Ecuador's 'Rights of Nature'
"At the end of September, voters in Ecuador enthusiastically approved a referendum designed to consolidate power under leftist president Rafael Correa and to strategically shock the country's flagging economy. After enduring economic meltdown, runaway inflation, and other equally dramatic financial crises, the populace was more than ready to welcome Correa's plan, which passed with 65 percent popular approval. Under the new constitution, which openDemocracy writer Guy Hedgecoe has critiqued as a "labyrinth of idealistic generalisation, nebulous ambiguity and outright contradiction," Correa will be able to intervene easily in the private sector (the government can now take over farmland not considered "socially useful") as well as the judiciary and legislature.
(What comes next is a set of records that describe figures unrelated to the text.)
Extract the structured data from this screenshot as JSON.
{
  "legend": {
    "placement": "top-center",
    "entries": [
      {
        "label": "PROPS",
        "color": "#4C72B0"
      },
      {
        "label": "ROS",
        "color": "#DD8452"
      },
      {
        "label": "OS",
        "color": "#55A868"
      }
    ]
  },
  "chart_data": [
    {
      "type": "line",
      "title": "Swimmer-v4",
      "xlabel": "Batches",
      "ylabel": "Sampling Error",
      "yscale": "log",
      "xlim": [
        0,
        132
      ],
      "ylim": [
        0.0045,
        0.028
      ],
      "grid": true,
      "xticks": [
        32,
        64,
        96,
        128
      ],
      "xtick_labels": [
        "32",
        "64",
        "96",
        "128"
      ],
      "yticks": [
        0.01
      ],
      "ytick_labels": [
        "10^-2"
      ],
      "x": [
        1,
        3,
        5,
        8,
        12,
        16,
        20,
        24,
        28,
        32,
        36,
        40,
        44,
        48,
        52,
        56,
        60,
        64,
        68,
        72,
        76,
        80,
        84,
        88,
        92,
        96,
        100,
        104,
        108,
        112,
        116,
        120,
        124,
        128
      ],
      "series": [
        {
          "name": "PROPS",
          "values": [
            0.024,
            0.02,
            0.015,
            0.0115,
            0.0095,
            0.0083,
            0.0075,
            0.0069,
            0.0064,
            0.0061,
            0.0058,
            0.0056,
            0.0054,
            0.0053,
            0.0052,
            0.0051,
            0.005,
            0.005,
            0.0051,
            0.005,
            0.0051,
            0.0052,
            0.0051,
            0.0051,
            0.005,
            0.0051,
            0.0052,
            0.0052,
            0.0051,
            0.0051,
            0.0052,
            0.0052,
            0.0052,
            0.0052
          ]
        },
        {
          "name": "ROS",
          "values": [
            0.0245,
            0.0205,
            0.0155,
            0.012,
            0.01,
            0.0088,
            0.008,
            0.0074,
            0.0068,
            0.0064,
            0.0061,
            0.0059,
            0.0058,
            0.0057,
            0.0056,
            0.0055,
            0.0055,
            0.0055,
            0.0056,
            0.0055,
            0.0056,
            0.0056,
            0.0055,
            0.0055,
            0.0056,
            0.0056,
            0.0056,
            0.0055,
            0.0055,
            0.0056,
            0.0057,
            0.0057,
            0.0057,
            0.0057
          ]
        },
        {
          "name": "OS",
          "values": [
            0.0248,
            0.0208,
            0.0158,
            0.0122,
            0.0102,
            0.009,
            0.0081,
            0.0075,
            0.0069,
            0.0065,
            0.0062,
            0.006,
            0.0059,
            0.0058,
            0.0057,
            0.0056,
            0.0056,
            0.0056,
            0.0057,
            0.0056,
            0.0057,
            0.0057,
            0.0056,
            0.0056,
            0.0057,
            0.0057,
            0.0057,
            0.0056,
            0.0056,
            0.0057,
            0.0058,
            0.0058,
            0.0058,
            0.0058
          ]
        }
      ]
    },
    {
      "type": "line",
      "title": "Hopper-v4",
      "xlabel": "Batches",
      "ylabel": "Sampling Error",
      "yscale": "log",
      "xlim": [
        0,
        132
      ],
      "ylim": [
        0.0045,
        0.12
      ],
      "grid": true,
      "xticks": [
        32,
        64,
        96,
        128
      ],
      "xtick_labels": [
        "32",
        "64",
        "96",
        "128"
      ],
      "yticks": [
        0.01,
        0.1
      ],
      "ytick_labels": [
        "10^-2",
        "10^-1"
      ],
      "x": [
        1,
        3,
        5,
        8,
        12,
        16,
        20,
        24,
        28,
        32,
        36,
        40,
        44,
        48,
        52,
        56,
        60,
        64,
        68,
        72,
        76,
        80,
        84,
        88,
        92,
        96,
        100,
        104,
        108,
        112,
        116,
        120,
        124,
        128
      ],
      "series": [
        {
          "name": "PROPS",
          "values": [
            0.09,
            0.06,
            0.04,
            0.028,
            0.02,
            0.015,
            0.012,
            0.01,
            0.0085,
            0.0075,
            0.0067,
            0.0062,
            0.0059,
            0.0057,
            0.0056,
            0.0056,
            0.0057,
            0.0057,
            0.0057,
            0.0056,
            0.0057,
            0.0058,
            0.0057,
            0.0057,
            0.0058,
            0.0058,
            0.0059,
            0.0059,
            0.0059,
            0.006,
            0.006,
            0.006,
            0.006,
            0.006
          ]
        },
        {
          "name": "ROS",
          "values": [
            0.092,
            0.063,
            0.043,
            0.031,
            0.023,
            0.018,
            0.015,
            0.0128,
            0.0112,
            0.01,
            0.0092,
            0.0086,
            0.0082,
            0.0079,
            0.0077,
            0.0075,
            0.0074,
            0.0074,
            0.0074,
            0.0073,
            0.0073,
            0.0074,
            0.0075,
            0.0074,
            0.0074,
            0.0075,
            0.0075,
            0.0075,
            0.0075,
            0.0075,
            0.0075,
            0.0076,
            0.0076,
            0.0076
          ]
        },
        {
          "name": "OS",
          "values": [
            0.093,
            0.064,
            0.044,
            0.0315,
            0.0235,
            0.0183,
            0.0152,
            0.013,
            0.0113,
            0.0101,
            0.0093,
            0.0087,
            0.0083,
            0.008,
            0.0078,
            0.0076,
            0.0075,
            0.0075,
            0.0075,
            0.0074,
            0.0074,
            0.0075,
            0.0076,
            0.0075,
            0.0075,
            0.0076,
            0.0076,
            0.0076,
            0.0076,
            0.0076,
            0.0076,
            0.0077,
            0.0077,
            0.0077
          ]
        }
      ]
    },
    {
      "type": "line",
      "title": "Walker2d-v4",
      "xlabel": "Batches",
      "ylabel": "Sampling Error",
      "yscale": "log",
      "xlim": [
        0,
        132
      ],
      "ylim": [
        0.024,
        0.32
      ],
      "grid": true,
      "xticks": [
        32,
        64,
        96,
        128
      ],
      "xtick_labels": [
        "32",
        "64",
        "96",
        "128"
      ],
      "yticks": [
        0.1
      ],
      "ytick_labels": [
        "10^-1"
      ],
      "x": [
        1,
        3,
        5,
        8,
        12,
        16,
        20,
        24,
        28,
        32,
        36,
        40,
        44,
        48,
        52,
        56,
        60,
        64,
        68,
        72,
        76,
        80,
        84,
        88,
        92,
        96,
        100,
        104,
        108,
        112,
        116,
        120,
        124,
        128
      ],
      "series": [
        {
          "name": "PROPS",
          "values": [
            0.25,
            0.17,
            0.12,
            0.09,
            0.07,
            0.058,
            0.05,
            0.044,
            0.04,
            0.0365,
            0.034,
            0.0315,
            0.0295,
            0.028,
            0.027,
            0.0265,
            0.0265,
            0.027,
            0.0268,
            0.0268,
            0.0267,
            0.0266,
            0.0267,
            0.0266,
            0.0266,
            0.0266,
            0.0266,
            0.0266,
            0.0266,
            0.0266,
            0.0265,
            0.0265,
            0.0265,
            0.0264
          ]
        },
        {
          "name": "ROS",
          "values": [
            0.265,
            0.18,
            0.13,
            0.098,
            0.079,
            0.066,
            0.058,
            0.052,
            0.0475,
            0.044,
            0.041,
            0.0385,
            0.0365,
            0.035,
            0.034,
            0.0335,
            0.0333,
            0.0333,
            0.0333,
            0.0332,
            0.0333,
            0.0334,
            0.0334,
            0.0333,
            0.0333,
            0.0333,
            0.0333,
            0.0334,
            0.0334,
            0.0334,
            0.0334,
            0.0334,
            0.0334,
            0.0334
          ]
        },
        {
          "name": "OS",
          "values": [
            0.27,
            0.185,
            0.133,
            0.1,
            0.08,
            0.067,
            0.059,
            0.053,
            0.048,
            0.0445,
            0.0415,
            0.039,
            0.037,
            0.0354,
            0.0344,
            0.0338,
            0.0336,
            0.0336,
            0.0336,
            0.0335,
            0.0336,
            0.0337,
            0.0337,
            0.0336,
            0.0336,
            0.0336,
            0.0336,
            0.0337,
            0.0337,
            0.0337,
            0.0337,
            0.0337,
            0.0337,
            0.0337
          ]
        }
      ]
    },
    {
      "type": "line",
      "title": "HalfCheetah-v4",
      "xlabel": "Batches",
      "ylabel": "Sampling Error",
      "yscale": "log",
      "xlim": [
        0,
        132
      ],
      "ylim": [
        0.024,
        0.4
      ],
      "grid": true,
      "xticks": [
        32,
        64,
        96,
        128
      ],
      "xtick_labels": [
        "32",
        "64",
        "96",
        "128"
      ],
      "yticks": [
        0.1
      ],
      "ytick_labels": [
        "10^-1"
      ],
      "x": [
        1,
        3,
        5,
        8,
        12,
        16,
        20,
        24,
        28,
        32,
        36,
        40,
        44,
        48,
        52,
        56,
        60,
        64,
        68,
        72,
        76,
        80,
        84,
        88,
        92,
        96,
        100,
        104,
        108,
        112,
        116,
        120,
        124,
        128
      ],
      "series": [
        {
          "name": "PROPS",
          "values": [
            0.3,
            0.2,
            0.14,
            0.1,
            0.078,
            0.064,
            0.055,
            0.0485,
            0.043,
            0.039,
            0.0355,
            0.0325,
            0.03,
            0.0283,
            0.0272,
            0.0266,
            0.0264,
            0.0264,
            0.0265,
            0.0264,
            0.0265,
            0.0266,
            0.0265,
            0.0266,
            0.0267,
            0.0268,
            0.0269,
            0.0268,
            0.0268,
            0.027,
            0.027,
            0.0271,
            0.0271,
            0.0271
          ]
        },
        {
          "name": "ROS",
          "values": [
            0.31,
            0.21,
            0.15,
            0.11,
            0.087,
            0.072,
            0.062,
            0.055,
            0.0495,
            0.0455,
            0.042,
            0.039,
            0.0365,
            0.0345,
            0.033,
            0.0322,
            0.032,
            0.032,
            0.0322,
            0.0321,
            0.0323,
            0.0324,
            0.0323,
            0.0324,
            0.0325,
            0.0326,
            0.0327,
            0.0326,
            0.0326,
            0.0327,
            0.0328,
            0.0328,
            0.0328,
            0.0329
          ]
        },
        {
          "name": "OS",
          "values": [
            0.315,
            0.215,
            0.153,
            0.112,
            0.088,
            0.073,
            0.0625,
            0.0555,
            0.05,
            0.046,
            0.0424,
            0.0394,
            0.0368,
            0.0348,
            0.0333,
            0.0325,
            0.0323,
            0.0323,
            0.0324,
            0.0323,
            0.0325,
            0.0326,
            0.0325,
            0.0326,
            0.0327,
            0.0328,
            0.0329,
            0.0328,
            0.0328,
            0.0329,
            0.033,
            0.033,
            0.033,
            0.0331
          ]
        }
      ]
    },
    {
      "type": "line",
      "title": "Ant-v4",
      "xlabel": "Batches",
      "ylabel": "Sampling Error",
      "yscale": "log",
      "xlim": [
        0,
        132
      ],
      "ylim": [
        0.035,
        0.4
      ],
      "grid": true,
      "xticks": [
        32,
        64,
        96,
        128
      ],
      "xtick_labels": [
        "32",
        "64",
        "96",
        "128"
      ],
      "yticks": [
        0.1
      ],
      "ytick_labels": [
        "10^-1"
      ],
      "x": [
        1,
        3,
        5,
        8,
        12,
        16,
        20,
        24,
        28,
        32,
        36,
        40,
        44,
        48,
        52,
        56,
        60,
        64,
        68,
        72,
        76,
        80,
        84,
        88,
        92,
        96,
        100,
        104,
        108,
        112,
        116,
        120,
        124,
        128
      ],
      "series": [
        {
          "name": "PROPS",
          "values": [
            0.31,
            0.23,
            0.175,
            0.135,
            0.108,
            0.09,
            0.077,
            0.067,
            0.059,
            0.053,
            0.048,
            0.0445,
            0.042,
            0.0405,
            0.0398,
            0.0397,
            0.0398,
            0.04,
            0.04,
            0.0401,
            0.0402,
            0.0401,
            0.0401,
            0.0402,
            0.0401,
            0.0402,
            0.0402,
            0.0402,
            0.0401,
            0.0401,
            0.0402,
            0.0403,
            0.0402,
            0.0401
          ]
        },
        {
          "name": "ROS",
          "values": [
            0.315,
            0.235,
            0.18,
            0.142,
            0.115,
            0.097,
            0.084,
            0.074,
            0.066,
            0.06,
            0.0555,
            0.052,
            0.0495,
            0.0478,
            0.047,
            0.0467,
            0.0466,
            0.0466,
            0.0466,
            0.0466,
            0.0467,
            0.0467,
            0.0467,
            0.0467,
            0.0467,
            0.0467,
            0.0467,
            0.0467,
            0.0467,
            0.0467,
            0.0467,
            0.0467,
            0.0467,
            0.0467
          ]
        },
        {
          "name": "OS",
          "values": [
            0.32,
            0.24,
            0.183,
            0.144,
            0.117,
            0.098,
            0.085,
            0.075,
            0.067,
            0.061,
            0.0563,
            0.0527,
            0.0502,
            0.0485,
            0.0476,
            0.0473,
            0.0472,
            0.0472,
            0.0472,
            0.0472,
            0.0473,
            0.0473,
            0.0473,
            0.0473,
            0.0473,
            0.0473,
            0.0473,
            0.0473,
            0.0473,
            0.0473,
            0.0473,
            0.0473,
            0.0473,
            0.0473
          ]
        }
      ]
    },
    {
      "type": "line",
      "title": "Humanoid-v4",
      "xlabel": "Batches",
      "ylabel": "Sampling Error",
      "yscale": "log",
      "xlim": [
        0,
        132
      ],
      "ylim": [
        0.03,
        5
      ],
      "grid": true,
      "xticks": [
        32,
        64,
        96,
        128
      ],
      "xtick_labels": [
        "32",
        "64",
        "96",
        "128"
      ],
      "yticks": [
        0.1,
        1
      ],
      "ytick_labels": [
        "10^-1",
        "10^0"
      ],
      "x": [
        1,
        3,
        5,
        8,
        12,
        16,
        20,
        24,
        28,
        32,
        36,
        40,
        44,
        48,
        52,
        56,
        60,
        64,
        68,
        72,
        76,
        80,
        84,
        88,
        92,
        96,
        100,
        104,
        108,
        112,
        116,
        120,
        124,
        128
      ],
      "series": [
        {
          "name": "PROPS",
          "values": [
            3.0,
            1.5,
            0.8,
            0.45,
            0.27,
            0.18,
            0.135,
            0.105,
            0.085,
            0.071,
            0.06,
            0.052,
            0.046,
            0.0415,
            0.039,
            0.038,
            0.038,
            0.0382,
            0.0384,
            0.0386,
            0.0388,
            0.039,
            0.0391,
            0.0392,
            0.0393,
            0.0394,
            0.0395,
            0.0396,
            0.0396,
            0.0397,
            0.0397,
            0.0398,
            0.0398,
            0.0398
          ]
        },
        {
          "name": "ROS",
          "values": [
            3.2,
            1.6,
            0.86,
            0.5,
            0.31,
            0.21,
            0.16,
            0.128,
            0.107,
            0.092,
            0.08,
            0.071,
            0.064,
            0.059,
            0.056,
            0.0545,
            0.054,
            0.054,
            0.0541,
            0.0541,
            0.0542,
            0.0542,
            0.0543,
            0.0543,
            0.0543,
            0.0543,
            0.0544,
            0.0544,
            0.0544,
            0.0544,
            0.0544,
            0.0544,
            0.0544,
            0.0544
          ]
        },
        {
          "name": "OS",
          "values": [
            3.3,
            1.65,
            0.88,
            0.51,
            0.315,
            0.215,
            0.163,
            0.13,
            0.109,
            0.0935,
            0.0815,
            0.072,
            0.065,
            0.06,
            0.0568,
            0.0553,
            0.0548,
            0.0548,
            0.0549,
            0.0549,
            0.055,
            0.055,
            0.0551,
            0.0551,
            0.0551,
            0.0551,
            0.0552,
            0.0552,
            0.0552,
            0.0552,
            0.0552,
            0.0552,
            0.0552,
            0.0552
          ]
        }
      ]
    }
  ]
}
Additionally, Correa will be able to run for two consecutive re-elections, a move that can potentially extend his presidency until 2017, and has led critics to accuse him of harbouring more radical ambitions.

Forest in Banos, Ecuador, with thanks to: Laura Travels at http://www.flickr.com/photos/expeditions/415017060

But social reforms and allegations of power grabbing aside, what has generated the most debate is a short section in the referendum entitled The Rights of Nature (RoN), a bill aimed to grant nature the kind of inalienable rights ordinarily reserved for citizens."

For more, read:

http://www.opendemocracy.net/article/environment/jessica_lo udis/rights_of_nature_ecuador

Notice how the population was panic-ed into giving the Fascists sweeping new powers under 'emergency' and 'crisis' conditions - exactly like the Obot Fascists are doing here in the US.